Jeremy, who took over as managing director and principal designer 10 years ago, has built on these starry relationships – creating pieces for leading figures in film, music and fashion such as Gianni Versace, Victoria Beckham, Barbra Streisand and Madonna.

This is a company that is steeped in family history and traditional values, but also understands the importance of remaining relevant and connected to wider culture.

The flagship store is now based in New Bond Street, a must-visit strip of luxury retailers and high-end fashion in the UK.

Erin, a trained gemmologist, instigated David Morris fashion collaborations with British designers Julien MacDonald, Jonathan Kelsey and Giles Deacon. David Morris jewels have featured in a number of James Bond
films. These connections have helped this small family business make some noise in a market dominated by big brands such as Cartier and Van Cleef & Arpels.

Jeremy says that being a family firm is what sets David Morris apart and enables the brand to deliver more to the customer. As he explains, “The fact we’re a family firm is pivotal to our success. There are very few brands like ours that are family owned. It’s part of our allure. The decisionmaking processes in family-run businesses are quicker because there are no layers of management to cut through. Ours is a little bit more of an authentic experience for people who want to buy luxury jewellery.”

Jeremy spent five years training in Paris and knows every stage of the process. This extensive knowledge underpins the way things are done at David Morris. “If you want something designed, then I’ll get out my sketchbook and I’ll design it on the spot,” he says. “If you go to a super brand, who do you talk to? You don’t talk to the owner. If you talk to the head of design, then they won’t necessarily know about the stones. I’m going to know about the stones, the design, the manufacturing, the price. It’s a one-stop shop. If you’re talking to any of my sales people, then they’re going to call me directly if there are any questions. The lynchpin of a family brand is to be in control of your own destiny. There’s no way for the brand to be diluted. If people want to buy David Morris, there’s only one place they can go.”

Erin adds that being a husband-and-wife team injects an energy and focus into the business. She says, “The passion that we both have for creating beautiful pieces of wearable art is a 24-hour, seven-day-a-week interest that
never goes away.”

Jeremy’s daughter Phoebe has also started handling public relations for the business – bringing the running of the David Morris firm into its third generation.

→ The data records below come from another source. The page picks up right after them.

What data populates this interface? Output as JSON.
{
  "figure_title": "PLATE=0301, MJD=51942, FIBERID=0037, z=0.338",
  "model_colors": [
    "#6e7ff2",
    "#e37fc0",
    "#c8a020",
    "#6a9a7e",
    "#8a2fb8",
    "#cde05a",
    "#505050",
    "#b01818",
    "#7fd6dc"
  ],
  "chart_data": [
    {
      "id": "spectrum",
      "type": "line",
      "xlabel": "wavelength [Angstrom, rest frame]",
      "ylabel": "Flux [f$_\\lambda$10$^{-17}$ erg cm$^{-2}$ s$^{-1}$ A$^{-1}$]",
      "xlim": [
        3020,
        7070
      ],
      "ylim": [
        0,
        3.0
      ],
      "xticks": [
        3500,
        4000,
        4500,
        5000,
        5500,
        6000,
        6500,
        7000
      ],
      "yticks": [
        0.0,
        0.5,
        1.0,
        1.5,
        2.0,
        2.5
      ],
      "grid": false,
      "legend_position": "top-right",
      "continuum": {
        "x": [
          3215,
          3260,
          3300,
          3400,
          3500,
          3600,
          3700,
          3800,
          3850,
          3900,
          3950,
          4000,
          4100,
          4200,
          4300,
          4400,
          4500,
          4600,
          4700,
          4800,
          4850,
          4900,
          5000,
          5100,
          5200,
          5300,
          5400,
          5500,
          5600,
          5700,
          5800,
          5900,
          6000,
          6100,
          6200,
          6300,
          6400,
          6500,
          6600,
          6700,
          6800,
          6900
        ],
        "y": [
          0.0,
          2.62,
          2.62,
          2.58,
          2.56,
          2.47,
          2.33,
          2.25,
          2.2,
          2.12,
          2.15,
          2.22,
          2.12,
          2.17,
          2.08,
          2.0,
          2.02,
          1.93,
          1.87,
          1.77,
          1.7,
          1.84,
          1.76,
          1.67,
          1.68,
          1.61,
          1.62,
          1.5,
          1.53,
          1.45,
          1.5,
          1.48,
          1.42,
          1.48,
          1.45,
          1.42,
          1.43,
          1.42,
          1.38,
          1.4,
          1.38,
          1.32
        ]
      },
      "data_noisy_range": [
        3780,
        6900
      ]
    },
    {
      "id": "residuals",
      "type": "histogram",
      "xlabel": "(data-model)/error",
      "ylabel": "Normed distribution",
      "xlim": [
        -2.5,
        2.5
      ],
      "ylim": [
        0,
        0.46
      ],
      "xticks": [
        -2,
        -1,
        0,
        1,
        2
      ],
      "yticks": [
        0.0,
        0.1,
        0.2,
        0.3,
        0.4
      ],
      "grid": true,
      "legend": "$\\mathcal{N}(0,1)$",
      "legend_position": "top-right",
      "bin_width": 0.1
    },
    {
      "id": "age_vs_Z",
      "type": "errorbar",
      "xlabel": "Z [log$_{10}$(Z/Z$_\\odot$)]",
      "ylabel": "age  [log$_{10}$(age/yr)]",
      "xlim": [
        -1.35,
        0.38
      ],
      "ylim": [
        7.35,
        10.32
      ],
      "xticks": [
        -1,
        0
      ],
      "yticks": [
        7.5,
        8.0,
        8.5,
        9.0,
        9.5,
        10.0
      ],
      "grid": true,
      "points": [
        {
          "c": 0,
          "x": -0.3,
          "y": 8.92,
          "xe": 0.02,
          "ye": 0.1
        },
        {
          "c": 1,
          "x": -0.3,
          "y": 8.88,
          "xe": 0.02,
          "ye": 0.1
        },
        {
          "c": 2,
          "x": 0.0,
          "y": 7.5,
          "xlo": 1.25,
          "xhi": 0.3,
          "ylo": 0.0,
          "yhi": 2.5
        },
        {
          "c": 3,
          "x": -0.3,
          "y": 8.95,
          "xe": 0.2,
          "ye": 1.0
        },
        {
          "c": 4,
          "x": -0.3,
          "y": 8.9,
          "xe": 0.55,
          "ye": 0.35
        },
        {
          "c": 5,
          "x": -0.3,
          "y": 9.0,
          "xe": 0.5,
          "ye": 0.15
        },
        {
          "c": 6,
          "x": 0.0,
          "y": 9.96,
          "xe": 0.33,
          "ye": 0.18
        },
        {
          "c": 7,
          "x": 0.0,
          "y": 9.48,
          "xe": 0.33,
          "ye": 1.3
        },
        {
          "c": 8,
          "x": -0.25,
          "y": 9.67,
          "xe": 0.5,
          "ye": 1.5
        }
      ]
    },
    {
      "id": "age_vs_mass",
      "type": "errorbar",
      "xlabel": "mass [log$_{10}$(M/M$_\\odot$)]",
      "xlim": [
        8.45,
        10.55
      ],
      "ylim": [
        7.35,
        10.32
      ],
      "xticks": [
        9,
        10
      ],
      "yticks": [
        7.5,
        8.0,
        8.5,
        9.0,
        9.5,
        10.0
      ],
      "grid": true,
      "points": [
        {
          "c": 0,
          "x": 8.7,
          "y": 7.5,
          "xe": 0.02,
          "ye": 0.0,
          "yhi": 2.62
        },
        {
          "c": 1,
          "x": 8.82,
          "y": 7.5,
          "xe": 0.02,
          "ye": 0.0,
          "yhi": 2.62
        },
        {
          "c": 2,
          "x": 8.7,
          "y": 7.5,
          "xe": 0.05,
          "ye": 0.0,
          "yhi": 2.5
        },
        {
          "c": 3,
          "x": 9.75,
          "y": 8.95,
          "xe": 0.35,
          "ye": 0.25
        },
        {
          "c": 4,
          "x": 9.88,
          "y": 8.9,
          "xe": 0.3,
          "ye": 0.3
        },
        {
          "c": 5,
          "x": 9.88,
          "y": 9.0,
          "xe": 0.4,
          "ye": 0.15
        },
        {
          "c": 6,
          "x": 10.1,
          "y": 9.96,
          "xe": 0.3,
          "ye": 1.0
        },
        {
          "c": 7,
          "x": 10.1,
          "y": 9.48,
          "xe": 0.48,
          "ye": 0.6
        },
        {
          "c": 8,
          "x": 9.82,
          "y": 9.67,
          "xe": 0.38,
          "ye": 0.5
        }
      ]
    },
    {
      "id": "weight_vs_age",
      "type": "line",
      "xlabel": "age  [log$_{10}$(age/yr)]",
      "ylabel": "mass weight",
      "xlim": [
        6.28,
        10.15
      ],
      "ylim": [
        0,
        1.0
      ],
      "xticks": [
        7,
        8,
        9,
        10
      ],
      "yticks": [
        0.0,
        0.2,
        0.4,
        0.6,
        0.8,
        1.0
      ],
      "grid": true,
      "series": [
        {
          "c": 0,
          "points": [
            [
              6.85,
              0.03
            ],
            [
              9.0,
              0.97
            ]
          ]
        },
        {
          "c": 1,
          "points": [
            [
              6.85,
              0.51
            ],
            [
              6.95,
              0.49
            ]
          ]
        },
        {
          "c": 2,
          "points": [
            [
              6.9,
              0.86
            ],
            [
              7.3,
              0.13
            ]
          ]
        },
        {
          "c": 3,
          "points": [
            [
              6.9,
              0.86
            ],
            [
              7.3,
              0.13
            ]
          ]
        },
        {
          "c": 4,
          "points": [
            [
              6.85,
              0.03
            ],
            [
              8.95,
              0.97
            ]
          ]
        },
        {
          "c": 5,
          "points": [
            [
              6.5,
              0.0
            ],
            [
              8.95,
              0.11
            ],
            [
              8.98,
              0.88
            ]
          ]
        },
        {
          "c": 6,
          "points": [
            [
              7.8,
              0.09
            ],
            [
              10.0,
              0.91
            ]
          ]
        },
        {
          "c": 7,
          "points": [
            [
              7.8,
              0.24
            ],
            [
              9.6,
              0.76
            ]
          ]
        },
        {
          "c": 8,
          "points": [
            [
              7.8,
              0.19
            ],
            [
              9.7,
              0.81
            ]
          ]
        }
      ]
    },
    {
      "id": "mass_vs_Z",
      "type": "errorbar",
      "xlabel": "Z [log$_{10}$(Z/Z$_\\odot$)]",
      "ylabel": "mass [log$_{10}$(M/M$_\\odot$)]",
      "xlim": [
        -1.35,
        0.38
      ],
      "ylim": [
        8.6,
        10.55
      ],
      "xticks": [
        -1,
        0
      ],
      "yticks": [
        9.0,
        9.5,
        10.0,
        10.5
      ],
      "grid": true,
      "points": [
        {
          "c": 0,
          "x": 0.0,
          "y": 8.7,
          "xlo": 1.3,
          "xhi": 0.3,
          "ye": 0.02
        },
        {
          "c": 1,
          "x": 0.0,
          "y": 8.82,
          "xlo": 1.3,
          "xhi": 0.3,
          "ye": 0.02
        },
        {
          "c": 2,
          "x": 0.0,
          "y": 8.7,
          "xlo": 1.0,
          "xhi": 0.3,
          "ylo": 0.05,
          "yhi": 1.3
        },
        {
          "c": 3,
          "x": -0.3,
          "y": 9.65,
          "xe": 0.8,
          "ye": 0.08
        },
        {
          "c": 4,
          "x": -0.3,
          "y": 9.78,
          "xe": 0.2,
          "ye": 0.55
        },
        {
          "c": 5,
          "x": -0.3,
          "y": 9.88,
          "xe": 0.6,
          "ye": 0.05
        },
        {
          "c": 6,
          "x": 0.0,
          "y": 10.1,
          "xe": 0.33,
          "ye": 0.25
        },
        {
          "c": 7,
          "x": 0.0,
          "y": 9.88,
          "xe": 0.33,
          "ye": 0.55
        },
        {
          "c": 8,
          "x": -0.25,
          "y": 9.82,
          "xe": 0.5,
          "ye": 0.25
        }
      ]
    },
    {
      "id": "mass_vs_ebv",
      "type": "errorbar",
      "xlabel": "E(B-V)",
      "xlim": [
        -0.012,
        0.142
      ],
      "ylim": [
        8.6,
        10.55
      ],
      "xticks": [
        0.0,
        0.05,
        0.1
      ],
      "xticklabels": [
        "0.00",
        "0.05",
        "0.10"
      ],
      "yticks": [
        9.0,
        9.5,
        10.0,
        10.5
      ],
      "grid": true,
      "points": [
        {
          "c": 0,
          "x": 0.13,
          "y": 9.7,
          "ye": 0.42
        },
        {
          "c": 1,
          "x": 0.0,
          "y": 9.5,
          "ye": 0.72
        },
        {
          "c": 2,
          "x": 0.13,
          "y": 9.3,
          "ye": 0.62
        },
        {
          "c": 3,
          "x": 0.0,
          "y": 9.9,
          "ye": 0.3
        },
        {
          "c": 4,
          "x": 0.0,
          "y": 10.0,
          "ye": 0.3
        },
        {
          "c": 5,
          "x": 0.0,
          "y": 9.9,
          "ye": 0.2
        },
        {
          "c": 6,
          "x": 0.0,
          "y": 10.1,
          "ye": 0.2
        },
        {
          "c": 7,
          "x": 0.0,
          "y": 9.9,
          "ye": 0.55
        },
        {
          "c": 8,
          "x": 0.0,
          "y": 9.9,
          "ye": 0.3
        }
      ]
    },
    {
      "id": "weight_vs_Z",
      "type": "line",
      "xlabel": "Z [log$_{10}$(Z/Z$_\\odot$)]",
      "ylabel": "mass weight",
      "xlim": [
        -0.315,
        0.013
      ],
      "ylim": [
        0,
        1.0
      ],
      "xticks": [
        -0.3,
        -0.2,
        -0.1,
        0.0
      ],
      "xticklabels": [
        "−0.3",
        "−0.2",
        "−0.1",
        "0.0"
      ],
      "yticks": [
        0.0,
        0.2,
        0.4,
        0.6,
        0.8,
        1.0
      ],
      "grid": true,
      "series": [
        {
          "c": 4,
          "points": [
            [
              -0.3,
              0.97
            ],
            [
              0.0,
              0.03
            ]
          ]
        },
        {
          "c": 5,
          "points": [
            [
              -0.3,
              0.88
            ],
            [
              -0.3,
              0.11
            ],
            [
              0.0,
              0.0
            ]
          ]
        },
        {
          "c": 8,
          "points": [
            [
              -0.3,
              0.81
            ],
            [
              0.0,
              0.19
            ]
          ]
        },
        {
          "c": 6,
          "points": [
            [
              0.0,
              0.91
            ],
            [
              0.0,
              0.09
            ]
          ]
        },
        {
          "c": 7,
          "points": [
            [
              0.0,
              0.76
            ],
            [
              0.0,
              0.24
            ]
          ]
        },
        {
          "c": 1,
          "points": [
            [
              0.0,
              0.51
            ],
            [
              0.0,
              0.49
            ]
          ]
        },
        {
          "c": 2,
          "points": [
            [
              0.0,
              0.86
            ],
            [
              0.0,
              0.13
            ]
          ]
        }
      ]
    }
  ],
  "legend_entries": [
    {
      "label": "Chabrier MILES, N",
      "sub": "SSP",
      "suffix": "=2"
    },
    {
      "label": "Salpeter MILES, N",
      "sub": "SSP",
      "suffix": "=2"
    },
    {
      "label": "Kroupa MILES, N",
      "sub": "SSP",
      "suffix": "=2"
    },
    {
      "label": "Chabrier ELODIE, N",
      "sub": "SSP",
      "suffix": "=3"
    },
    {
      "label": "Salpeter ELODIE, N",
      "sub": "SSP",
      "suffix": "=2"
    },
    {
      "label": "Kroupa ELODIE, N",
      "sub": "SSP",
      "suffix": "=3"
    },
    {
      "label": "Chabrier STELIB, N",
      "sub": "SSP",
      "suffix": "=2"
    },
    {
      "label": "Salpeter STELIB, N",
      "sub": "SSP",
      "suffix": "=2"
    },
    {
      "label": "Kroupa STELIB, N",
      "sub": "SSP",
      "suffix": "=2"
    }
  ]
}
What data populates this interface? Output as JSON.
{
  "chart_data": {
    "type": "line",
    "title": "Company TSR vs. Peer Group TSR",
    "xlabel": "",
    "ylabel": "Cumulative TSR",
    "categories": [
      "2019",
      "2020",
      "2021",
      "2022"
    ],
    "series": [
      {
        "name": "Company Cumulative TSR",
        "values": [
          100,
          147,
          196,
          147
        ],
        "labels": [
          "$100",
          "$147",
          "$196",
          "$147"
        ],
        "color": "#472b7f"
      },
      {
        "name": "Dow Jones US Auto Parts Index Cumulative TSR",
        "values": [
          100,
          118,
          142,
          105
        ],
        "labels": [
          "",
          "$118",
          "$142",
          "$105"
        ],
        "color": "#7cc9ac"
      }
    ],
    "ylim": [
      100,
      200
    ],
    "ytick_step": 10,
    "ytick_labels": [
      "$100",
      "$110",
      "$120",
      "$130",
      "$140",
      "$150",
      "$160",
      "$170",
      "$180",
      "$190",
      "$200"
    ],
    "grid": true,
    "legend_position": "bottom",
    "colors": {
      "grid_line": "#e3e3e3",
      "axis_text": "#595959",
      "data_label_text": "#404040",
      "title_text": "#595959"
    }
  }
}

The couple says that while they’re proud of the firm’sheritage, they believe innovation is important and have invested in technology and design. Expansion – in selected locations – is a key part of building up the brand in the 21st century. They now have stores in Moscow, Dubai, Riyadh and Doha, with a new venture in Abu Dhabi planned for later this year.

Jeremy insists that each location has unique pieces but all are made for women who enjoy wearing statement jewellery.

The Hong Kong boutique, at the Peninsula hotel, in June put on sale the Pagoda Collection, featuring Colombian emeralds, Burmese rubies, Kashmir sapphires, and coloured diamonds including an 8.88-carat yellow stone.

China seems the next logical step in the company’s global strategy, but it’s a difficult market to crack for a smaller brand when the big names are already well established. In the first six months of 2013, demand for polished diamonds grew by nearly 13 per cent in China to around HK$2.3b, and the nation is now one of the world’s biggest importers of blue sapphires.

“I think the demand is there in China. It’s just finding the right places and people to work with,” notes Jeremy. “There’s definitely a huge market out there, but this is not something that can happen overnight. We’ve done
little exhibitions and shows in Shanghai and Beijing. We’re slowly making inroads and will open there when the time is right.”

He believes ultimately that the quality, integrity and style of the products will ensure the company’s success. “It may not be the cheapest but it will always be the best that money can buy,” he says. “That is my brand position. In 50 years I hope that remains the company ethos – the rest is in the hands of the gods.”